At the age of ten, Shōko Kanazawa had, according to her mother, learned the basics of calligraphy, and was able to write a sutra consisting of 276 characters. In 2001, she won her first award at a calligraphy student exhibition.

Despite these successes, Kanazawa and her mother faced tragedy when she was 14 years old, her father died of a heart attack, adding to the family's hardship. Her mother became determined to exhibit Kanazawa's work when she turned 20, as this was her father's dream.

Her first solo exhibition, The World of Calligraphy, was held in December 2005 in Ginza, Tokyo. People were moved to tears, and the gallery attracted recognition in newspapers and online. This opened the door to her later accomplishments, as she eventually gained international regard. When creating her calligraphy, she wishes to make people happy. These feelings are shown through her works.

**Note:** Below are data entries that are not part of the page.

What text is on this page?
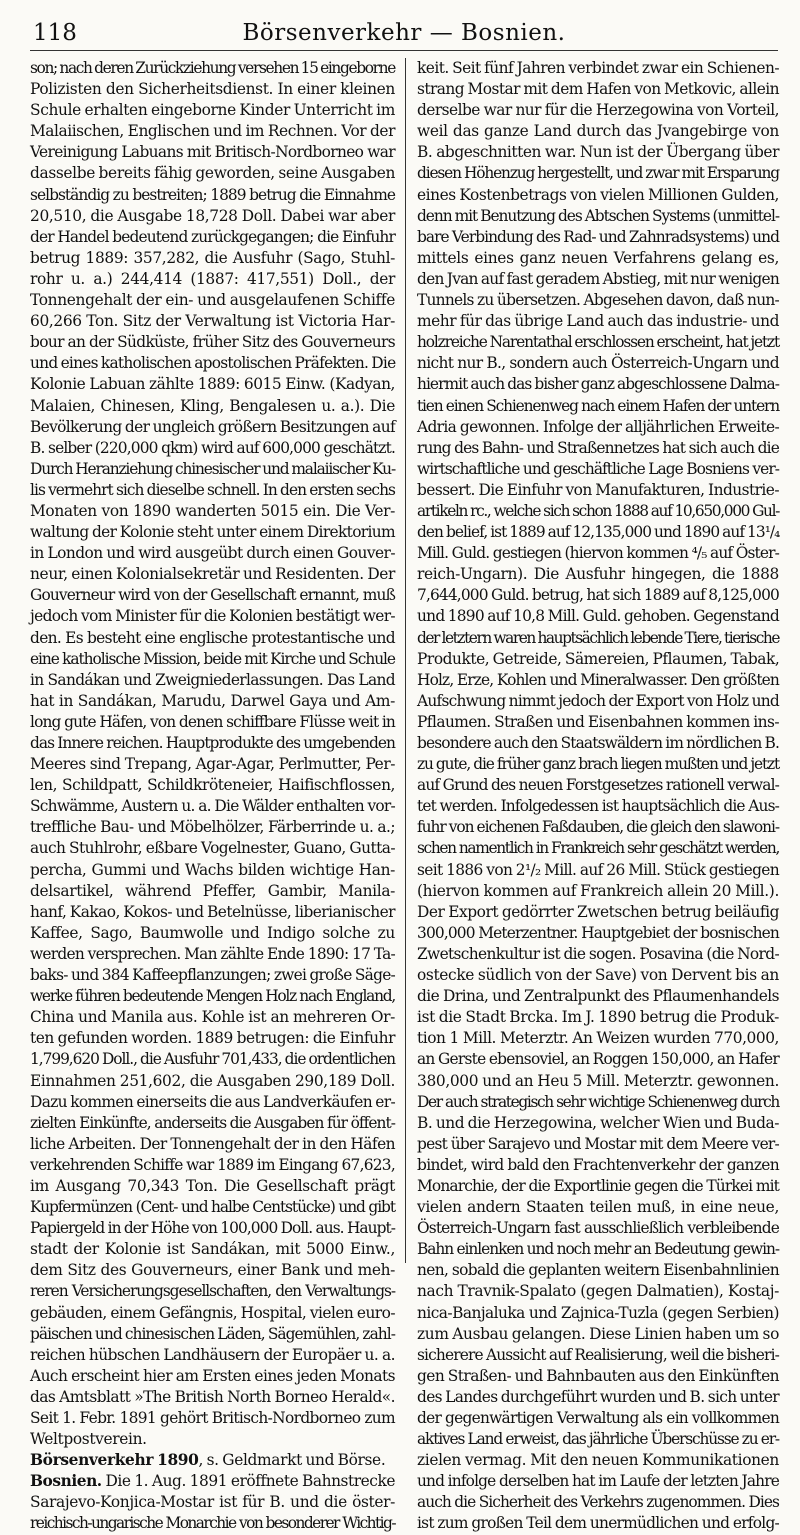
118	Börsenverkehr — Bosnien.
son; nach deren Zurückziehung versehen 15 eingeborne
Polizisten den Sicherheitsdienst. In einer kleinen
Schule erhalten eingeborne Kinder Unterricht im
Malaiischen, Englischen und im Rechnen. Vor der
Vereinigung Labuans mit Britisch-Nordborneo war
dasselbe bereits fähig geworden, seine Ausgaben
selbständig zu bestreiten; 1889 betrug die Einnahme
20,510, die Ausgabe 18,728 Doll. Dabei war aber
der Handel bedeutend zurückgegangen; die Einfuhr
betrug 1889: 357,282, die Ausfuhr (Sago, Stuhl-
rohr u. a.) 244,414 (1887: 417,551) Doll., der
Tonnengehalt der ein- und ausgelaufenen Schiffe
60,266 Ton. Sitz der Verwaltung ist Victoria Har-
bour an der Südküste, früher Sitz des Gouverneurs
und eines katholischen apostolischen Präfekten. Die
Kolonie Labuan zählte 1889: 6015 Einw. (Kadyan,
Malaien, Chinesen, Kling, Bengalesen u. a.). Die
Bevölkerung der ungleich größern Besitzungen auf
B. selber (220,000 qkm) wird auf 600,000 geschätzt.
Durch Heranziehung chinesischer und malaiischer Ku-
lis vermehrt sich dieselbe schnell. In den ersten sechs
Monaten von 1890 wanderten 5015 ein. Die Ver-
waltung der Kolonie steht unter einem Direktorium
in London und wird ausgeübt durch einen Gouver-
neur, einen Kolonialsekretär und Residenten. Der
Gouverneur wird von der Gesellschaft ernannt, muß
jedoch vom Minister für die Kolonien bestätigt wer-
den. Es besteht eine englische protestantische und
eine katholische Mission, beide mit Kirche und Schule
in Sandákan und Zweigniederlassungen. Das Land
hat in Sandákan, Marudu, Darwel Gaya und Am-
long gute Häfen, von denen schiffbare Flüsse weit in
das Innere reichen. Hauptprodukte des umgebenden
Meeres sind Trepang, Agar-Agar, Perlmutter, Per-
len, Schildpatt, Schildkröteneier, Haifischflossen,
Schwämme, Austern u. a. Die Wälder enthalten vor-
treffliche Bau- und Möbelhölzer, Färberrinde u. a.;
auch Stuhlrohr, eßbare Vogelnester, Guano, Gutta-
percha, Gummi und Wachs bilden wichtige Han-
delsartikel, während Pfeffer, Gambir, Manila-
hanf, Kakao, Kokos- und Betelnüsse, liberianischer
Kaffee, Sago, Baumwolle und Indigo solche zu
werden versprechen. Man zählte Ende 1890: 17 Ta-
baks- und 384 Kaffeepflanzungen; zwei große Säge-
werke führen bedeutende Mengen Holz nach England,
China und Manila aus. Kohle ist an mehreren Or-
ten gefunden worden. 1889 betrugen: die Einfuhr
1,799,620 Doll., die Ausfuhr 701,433, die ordentlichen
Einnahmen 251,602, die Ausgaben 290,189 Doll.
Dazu kommen einerseits die aus Landverkäufen er-
zielten Einkünfte, anderseits die Ausgaben für öffent-
liche Arbeiten. Der Tonnengehalt der in den Häfen
verkehrenden Schiffe war 1889 im Eingang 67,623,
im Ausgang 70,343 Ton. Die Gesellschaft prägt
Kupfermünzen (Cent- und halbe Centstücke) und gibt
Papiergeld in der Höhe von 100,000 Doll. aus. Haupt-
stadt der Kolonie ist Sandákan, mit 5000 Einw.,
dem Sitz des Gouverneurs, einer Bank und meh-
reren Versicherungsgesellschaften, den Verwaltungs-
gebäuden, einem Gefängnis, Hospital, vielen euro-
päischen und chinesischen Läden, Sägemühlen, zahl-
reichen hübschen Landhäusern der Europäer u. a.
Auch erscheint hier am Ersten eines jeden Monats
das Amtsblatt »The British North Borneo Herald«.
Seit 1. Febr. 1891 gehört Britisch-Nordborneo zum
Weltpostverein.
Börsenverkehr 1890, s. Geldmarkt und Börse.
Bosnien. Die 1. Aug. 1891 eröffnete Bahnstrecke
Sarajevo-Konjica-Mostar ist für B. und die öster-
reichisch-ungarische Monarchie von besonderer Wichtig-
keit. Seit fünf Jahren verbindet zwar ein Schienen-
strang Mostar mit dem Hafen von Metkovic, allein
derselbe war nur für die Herzegowina von Vorteil,
weil das ganze Land durch das Jvangebirge von
B. abgeschnitten war. Nun ist der Übergang über
diesen Höhenzug hergestellt, und zwar mit Ersparung
eines Kostenbetrags von vielen Millionen Gulden,
denn mit Benutzung des Abtschen Systems (unmittel-
bare Verbindung des Rad- und Zahnradsystems) und
mittels eines ganz neuen Verfahrens gelang es,
den Jvan auf fast geradem Abstieg, mit nur wenigen
Tunnels zu übersetzen. Abgesehen davon, daß nun-
mehr für das übrige Land auch das industrie- und
holzreiche Narentathal erschlossen erscheint, hat jetzt
nicht nur B., sondern auch Österreich-Ungarn und
hiermit auch das bisher ganz abgeschlossene Dalma-
tien einen Schienenweg nach einem Hafen der untern
Adria gewonnen. Infolge der alljährlichen Erweite-
rung des Bahn- und Straßennetzes hat sich auch die
wirtschaftliche und geschäftliche Lage Bosniens ver-
bessert. Die Einfuhr von Manufakturen, Industrie-
artikeln rc., welche sich schon 1888 auf 10,650,000 Gul-
den belief, ist 1889 auf 12,135,000 und 1890 auf 13¹/₄
Mill. Guld. gestiegen (hiervon kommen ⁴/₅ auf Öster-
reich-Ungarn). Die Ausfuhr hingegen, die 1888
7,644,000 Guld. betrug, hat sich 1889 auf 8,125,000
und 1890 auf 10,8 Mill. Guld. gehoben. Gegenstand
der letztern waren hauptsächlich lebende Tiere, tierische
Produkte, Getreide, Sämereien, Pflaumen, Tabak,
Holz, Erze, Kohlen und Mineralwasser. Den größten
Aufschwung nimmt jedoch der Export von Holz und
Pflaumen. Straßen und Eisenbahnen kommen ins-
besondere auch den Staatswäldern im nördlichen B.
zu gute, die früher ganz brach liegen mußten und jetzt
auf Grund des neuen Forstgesetzes rationell verwal-
tet werden. Infolgedessen ist hauptsächlich die Aus-
fuhr von eichenen Faßdauben, die gleich den slawoni-
schen namentlich in Frankreich sehr geschätzt werden,
seit 1886 von 2¹/₂ Mill. auf 26 Mill. Stück gestiegen
(hiervon kommen auf Frankreich allein 20 Mill.).
Der Export gedörrter Zwetschen betrug beiläufig
300,000 Meterzentner. Hauptgebiet der bosnischen
Zwetschenkultur ist die sogen. Posavina (die Nord-
ostecke südlich von der Save) von Dervent bis an
die Drina, und Zentralpunkt des Pflaumenhandels
ist die Stadt Brcka. Im J. 1890 betrug die Produk-
tion 1 Mill. Meterztr. An Weizen wurden 770,000,
an Gerste ebensoviel, an Roggen 150,000, an Hafer
380,000 und an Heu 5 Mill. Meterztr. gewonnen.
Der auch strategisch sehr wichtige Schienenweg durch
B. und die Herzegowina, welcher Wien und Buda-
pest über Sarajevo und Mostar mit dem Meere ver-
bindet, wird bald den Frachtenverkehr der ganzen
Monarchie, der die Exportlinie gegen die Türkei mit
vielen andern Staaten teilen muß, in eine neue,
Österreich-Ungarn fast ausschließlich verbleibende
Bahn einlenken und noch mehr an Bedeutung gewin-
nen, sobald die geplanten weitern Eisenbahnlinien
nach Travnik-Spalato (gegen Dalmatien), Kostaj-
nica-Banjaluka und Zajnica-Tuzla (gegen Serbien)
zum Ausbau gelangen. Diese Linien haben um so
sicherere Aussicht auf Realisierung, weil die bisheri-
gen Straßen- und Bahnbauten aus den Einkünften
des Landes durchgeführt wurden und B. sich unter
der gegenwärtigen Verwaltung als ein vollkommen
aktives Land erweist, das jährliche Überschüsse zu er-
zielen vermag. Mit den neuen Kommunikationen
und infolge derselben hat im Laufe der letzten Jahre
auch die Sicherheit des Verkehrs zugenommen. Dies
ist zum großen Teil dem unermüdlichen und erfolg-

== Career and accomplishments ==
Her calligraphy is characterized by its large scale, her largest work to date being 15 meters long. She frequently performs her calligraphy in public, including at temples and shrines such as Kenchō-ji in Kamakura, Tōdai-ji in Nara, Kennin-ji in Kyoto, Chūson-ji in Iwate Prefecture, and Itsukushima Shrine in Hiroshima Prefecture.

Several exhibition spaces are dedicated specifically to her calligraphy works: the Shōko Kanazawa Art Museum in Iwaki, Fukushima Prefecture, opened in 2012, the Sinary Shōko Kanazawa Museum in Kyoto, opened in 2015, and the Shoko Kanazawa Museums in Ginza, Tokyo and Izu, Shizuoka Prefecture.

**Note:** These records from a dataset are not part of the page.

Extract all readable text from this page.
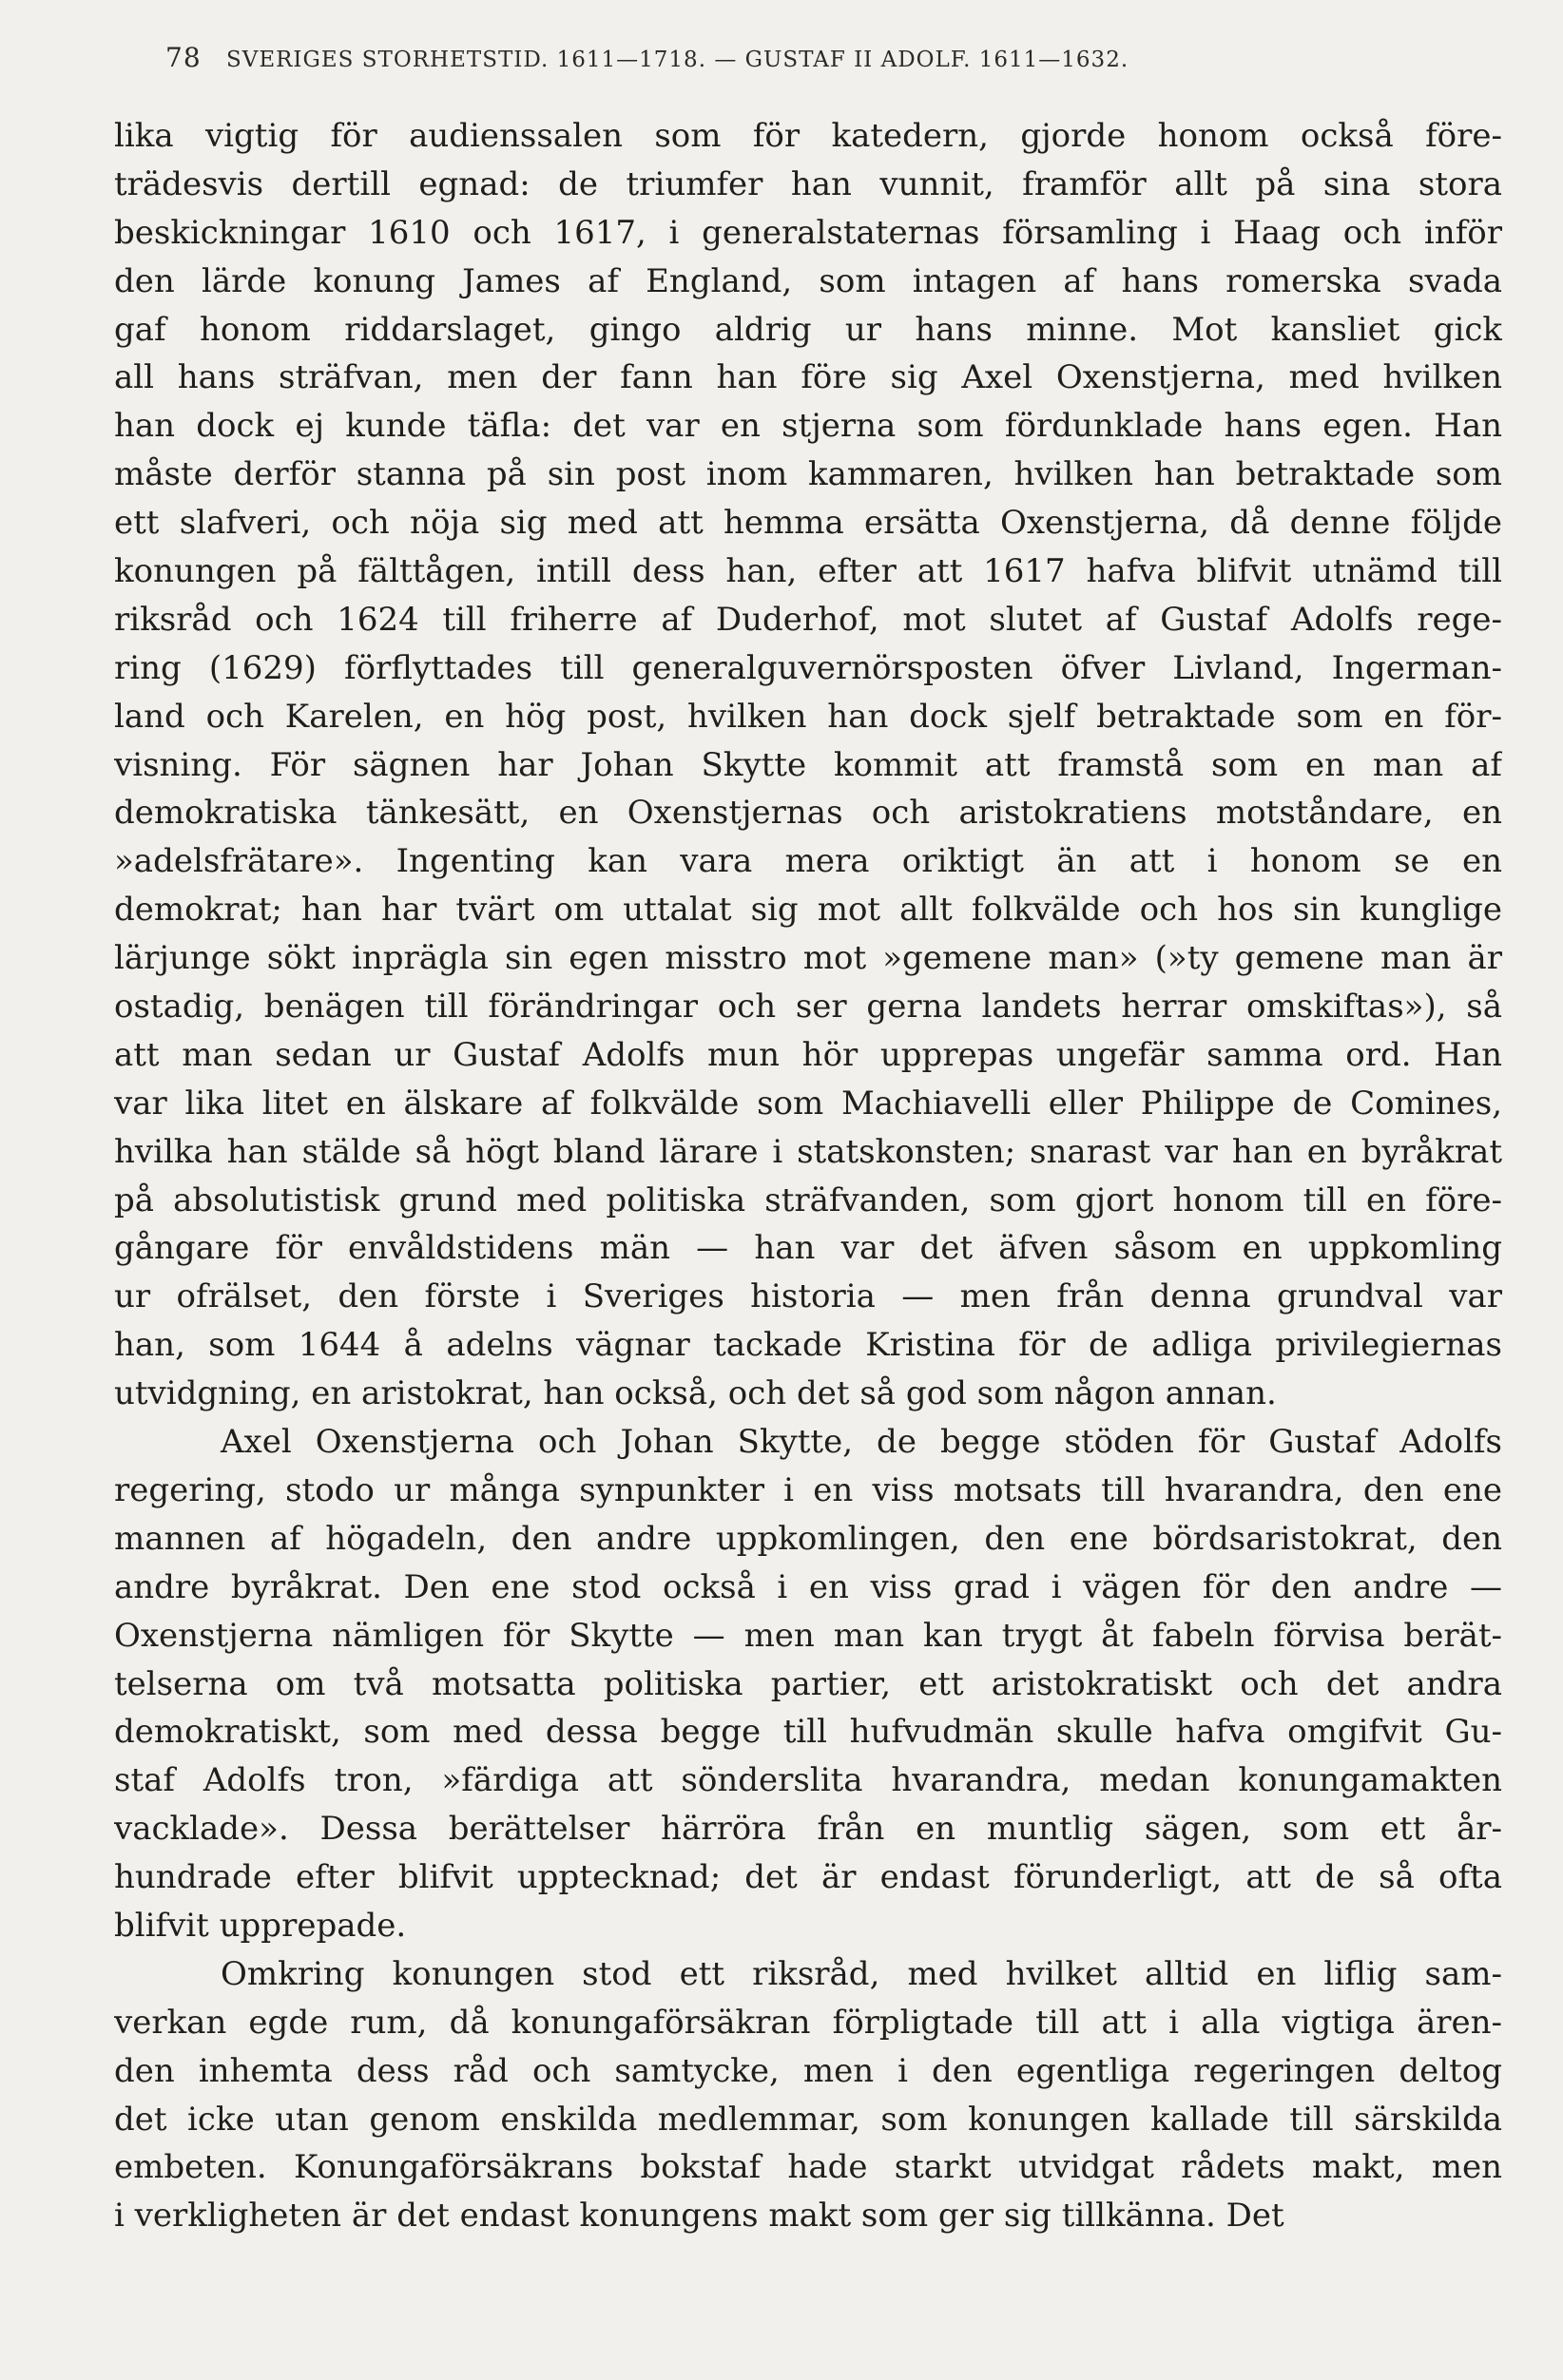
78 SVERIGES STORHETSTID. 1611—1718. — GUSTAF II ADOLF. 1611—1632.
lika vigtig för audienssalen som för katedern, gjorde honom också före-
trädesvis dertill egnad: de triumfer han vunnit, framför allt på sina stora
beskickningar 1610 och 1617, i generalstaternas församling i Haag och inför
den lärde konung James af England, som intagen af hans romerska svada
gaf honom riddarslaget, gingo aldrig ur hans minne. Mot kansliet gick
all hans sträfvan, men der fann han före sig Axel Oxenstjerna, med hvilken
han dock ej kunde täfla: det var en stjerna som fördunklade hans egen. Han
måste derför stanna på sin post inom kammaren, hvilken han betraktade som
ett slafveri, och nöja sig med att hemma ersätta Oxenstjerna, då denne följde
konungen på fälttågen, intill dess han, efter att 1617 hafva blifvit utnämd till
riksråd och 1624 till friherre af Duderhof, mot slutet af Gustaf Adolfs rege-
ring (1629) förflyttades till generalguvernörsposten öfver Livland, Ingerman-
land och Karelen, en hög post, hvilken han dock sjelf betraktade som en för-
visning. För sägnen har Johan Skytte kommit att framstå som en man af
demokratiska tänkesätt, en Oxenstjernas och aristokratiens motståndare, en
»adelsfrätare». Ingenting kan vara mera oriktigt än att i honom se en
demokrat; han har tvärt om uttalat sig mot allt folkvälde och hos sin kunglige
lärjunge sökt inprägla sin egen misstro mot »gemene man» (»ty gemene man är
ostadig, benägen till förändringar och ser gerna landets herrar omskiftas»), så
att man sedan ur Gustaf Adolfs mun hör upprepas ungefär samma ord. Han
var lika litet en älskare af folkvälde som Machiavelli eller Philippe de Comines,
hvilka han stälde så högt bland lärare i statskonsten; snarast var han en byråkrat
på absolutistisk grund med politiska sträfvanden, som gjort honom till en före-
gångare för envåldstidens män — han var det äfven såsom en uppkomling
ur ofrälset, den förste i Sveriges historia — men från denna grundval var
han, som 1644 å adelns vägnar tackade Kristina för de adliga privilegiernas
utvidgning, en aristokrat, han också, och det så god som någon annan.
Axel Oxenstjerna och Johan Skytte, de begge stöden för Gustaf Adolfs
regering, stodo ur många synpunkter i en viss motsats till hvarandra, den ene
mannen af högadeln, den andre uppkomlingen, den ene bördsaristokrat, den
andre byråkrat. Den ene stod också i en viss grad i vägen för den andre —
Oxenstjerna nämligen för Skytte — men man kan trygt åt fabeln förvisa berät-
telserna om två motsatta politiska partier, ett aristokratiskt och det andra
demokratiskt, som med dessa begge till hufvudmän skulle hafva omgifvit Gu-
staf Adolfs tron, »färdiga att sönderslita hvarandra, medan konungamakten
vacklade». Dessa berättelser härröra från en muntlig sägen, som ett år-
hundrade efter blifvit upptecknad; det är endast förunderligt, att de så ofta
blifvit upprepade.
Omkring konungen stod ett riksråd, med hvilket alltid en liflig sam-
verkan egde rum, då konungaförsäkran förpligtade till att i alla vigtiga ären-
den inhemta dess råd och samtycke, men i den egentliga regeringen deltog
det icke utan genom enskilda medlemmar, som konungen kallade till särskilda
embeten. Konungaförsäkrans bokstaf hade starkt utvidgat rådets makt, men
i verkligheten är det endast konungens makt som ger sig tillkänna. Det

She has also staged some solo exhibitions. One of them begin the Mori Art Center Gallery in Roppongi Hills. Her solo exhibition in Mori Art Center Gallery is called "Tsuki no Hikari" . The gallery is divided into three parts, showing traces of around fifty of her works.

In 2012, Kanazawa designed the titles of the NHK television drama series Taira no Kiyomori.

For the opening ceremony of the 2013 National Sports Festival of Japan in Tokyo, she created a large work of the Japanese character for dream.

Outside of Japan, Kanazawa has had exhibitions in New York, Plzeň and Prague, all in 2015, and in Singapore in 2016.

On May 20, 2015, she gave a speech at the United Nations Headquarters in New York on the occasion of World Down Syndrome Day. For the Tokyo 2020 Olympics, Kanazawa designed one of the official art posters; she and Kōji Kakinuma were the only calligraphers among the participating poster artists.

On October 18, 2022, Kanazawa was appointed as the Tokyo Tower's first Cultural Ambassador to promote diversity and Japanese culture.

Kanazawa became the subject of a documentary film titled Tomo ni ikiru: Shoka Kanazawa Shōko (Living Together: Calligrapher Shōko Kanazawa), which was directed by Masaaki Miyazawa and released in Japan on June 2, 2023.

Aside from her artwork, she co-authored with her mother several books about calligraphy, from Tamashii no sho (Calligraphy of the Soul) to Umi no uta, yama no koe (Songs of the Sea, Voices of the Mountain).

At the age of 30, she took the step of living independently from her mother, making and eating her own meals. Japan Forward called her the most famous living calligrapher in Japan, and perhaps the most famous calligrapher in the world. The newspaper also said she may be the world's most famous person with Down syndrome.